Following separate letters to the Prime Minister last week setting out concerns about the effect on Wales and Scotland of David Cameron’s approach to the EU, Carwyn Jones and Alex Salmond have this afternoon sent the following letter:
The Rt. Hon. David Cameron MP
10 Downing Street
21 December 2011
Thank you for your letter of 19 December. The First Minister of Wales awaits a response.
We have written to you separately, but wanted to show the strength of our mutual feeling regarding the exclusion of the devolved administrations from policy development and decision-making on issues of direct interest to our administrations, in particular with regard to European matters, many of which are devolved.
As you know, given the potentially serious impact of using the UK veto, we remain deeply concerned that the UK Government did so without consulting the devolved administrations. Issues of prime importance to the devolved administrations are frequently discussed in Brussels and we were not sufficiently sighted to be able to manage the potential consequences and risks of the UK’s recent policy decisions.
Since devolution began, we have consistently sought to work constructively with the UK Government in pursuit of those interests which are shaped by decisions made at EU Level. For the most part that co-operation has been positive, even where there has been disagreement on the desired outcomes.

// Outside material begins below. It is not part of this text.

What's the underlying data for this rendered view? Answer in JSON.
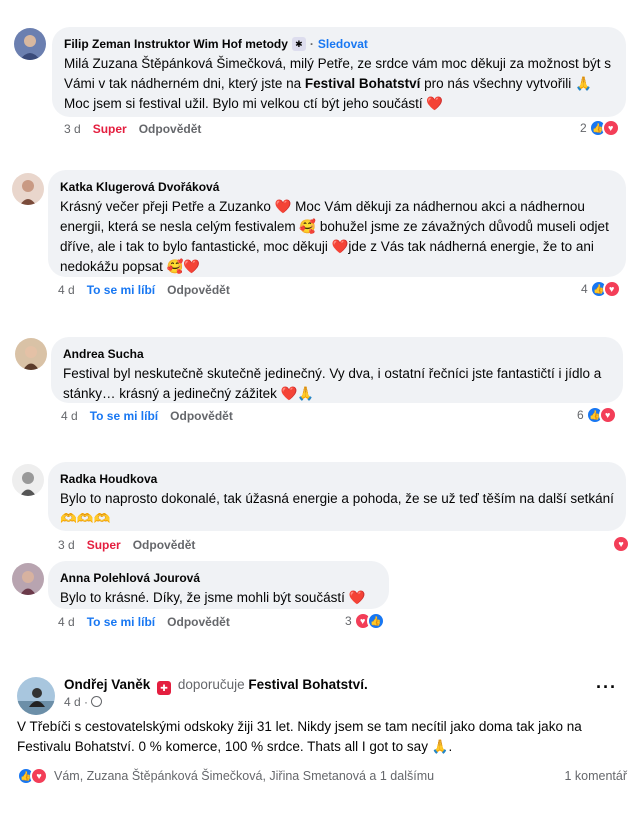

However, in this instance, the UK Government has failed to follow the principles of communication and consultation set out in the Memorandum of Understanding (MoU) between the UK Government and the Devolved Administrations and the related Concordats on the Coordination of EU Policy Issues. We have seen suggestions that the UK position was agreed through the UK Cabinet Sub-Committee on Europe, but again we were not consulted.
This is despite “Priorities for the December European Council” being on the agenda for the last Joint Ministerial Committee (Europe) on 21 November.
It is vital for our administrations to play a continuing constructive role in the development of the UK’s policy on, and interaction with, the EU. We have two requests which we feel would enable the devolved administrations to play such a role:
- We reiterate our call to you to convene and chair an extraordinary meeting of the Joint Ministerial Committee to allow all four administrations to discuss the full implications of your action at the December European Council and the next steps; and
- We would request that the invitation to devolved administrations to attend the Darroch-Cunliffe (soon to be Cunliffe-Rogers) meetings be reinstated, as was the practice prior to 2008.
We hope that you can agree to these means to a more collaborative approach to our interests in Europe.